After dramatically decreasing 17 percent in 2009, Bowdoin's endowment grew by 10.3 percent in fiscal year 2010. Following a decade in which the College's endowment regularly outperformed other school's funds, this rate fell below the 12.2 percent that Cambridge Associates reported as the median return among the educational funds the firm tracks.

During fiscal year (FY) 2010, which ended June 30, Bowdoin's endowment increased from a market value of $688.4 million to $753.5 million. This change reflects draws to support the operating budget as well as money added through the school's fundraising efforts.

Some top schools have announced endowment returns, with Dartmouth, Williams and Penn earning 10 percent, 12 percent and 13 percent, respectively. Bates has yet to release results; a representative of the college said its annual audit was ongoing.
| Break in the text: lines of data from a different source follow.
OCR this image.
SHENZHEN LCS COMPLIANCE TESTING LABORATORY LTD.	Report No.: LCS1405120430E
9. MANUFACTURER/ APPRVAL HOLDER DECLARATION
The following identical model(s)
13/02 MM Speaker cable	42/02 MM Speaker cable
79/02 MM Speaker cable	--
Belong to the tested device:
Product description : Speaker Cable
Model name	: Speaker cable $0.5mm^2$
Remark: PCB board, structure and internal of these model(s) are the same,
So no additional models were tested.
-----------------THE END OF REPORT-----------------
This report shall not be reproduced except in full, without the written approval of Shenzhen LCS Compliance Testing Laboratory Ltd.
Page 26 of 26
Columbia did exceptionally well, growing its endowment by 17 percent; the New York school likely has fewer holdings in alternative assets such as private equity, venture capital and real estate than Bowdoin. Stocks rebounded more quickly last year than alternative assets.

Placing this year's returns in context, Senior Vice President for Investments Paula Volent stressed the College's long-term strategy.

"Long-term returns are more important and each institution has a different asset mix so peer returns are not the best measure, especially over the short run," she said in an e-mail to the Orient.

Senior Vice President for Planning & Development and Secretary of the College Bill Torrey echoed her sentiment.

"We have a very clearly stated investment philosophy—that philosophy is to protect us on the downside and take advantage of the upside," he said. "That means you sometimes don't get the huge returns on the upside, but you are protected. If you look at the Bowdoin portfolio, and you look at the down years, we were not down nearly as far as other places."

According to a release posted last Friday, Bowdoin's long-term annualized returns are "in the top quartile of endowment performance over all multi-year periods." Bowdoin and Williams have achieved similar 10-year annualized returns in the 7 percent range.

The College's endowment is managed by a number of external managers and diversified across a variety of asset classes. One of the managers of Bowdoin's endowment is billionaire Stanley Druckenmiller '75, who recently announced plans to retire from his hedge fund Duquesne Capital Management LLC. According to Bloomberg, Druckenmiller's announcement comes during a year in which Duquesne is down 5 percent—the fund has never had a year in which it lost money.

The percentage of Bowdoin's endowment that Druckenmiller manages is not publically known. Multiple college officials declined to discuss how Druckenmiller's retirement would affect the endowment.

Volent indicated, though, that she is pleased with the endowment's performance. "Our FY 2010 return is great and we are very proud of it," she said.

After receiving her MBA from the Yale School of Management, Volent worked in the Yale University Investments Office under David Swensen, perhaps the most successful endowment manager in higher education. Swensen, by making alternative assets an important part of Yale's strategy, achieved returns unparalleled by other institutions. This year was an unusual one, though—Yale's endowment grew by 8.9 percent in FY 2010, trailing its peers.

Volent did not comment when asked how similar her investment strategy is to Swensen's.

While the endowment's performance was below in the median, alumni giving remained remarkably strong. Unaudited data provided by Torrey shows that Bowdoin alumni were very generous last year.

The annual giving total for FY 2010 was $9,278,627, with an alumni participation rate of 54 percent. Bates raised $4,723,180 with a 44 percent participation rate and Colby's annual giving total was $4,998,751 with a 43 percent participation rate. Williams set the NESCAC high mark, raising $10,173,275 with a participation rate of 60 percent. In comparing the totals, it is worth noting that Bowdoin has a considerably smaller alumni base than Williams.

"If you hit 60 [percent] that is the gold standard," Torrey said. "If you get anywhere above 50 percent, most schools would give their right arms to be above 50" percent, he said.

Over the past four years, the annual giving rate declined slightly from a peak of 59.5 percent in FY 2007, a year that fell in the middle of The Bowdoin Campaign.

Five percent of a school's total score in the U.S. News and World Report college rankings is determined by its average annual giving rate.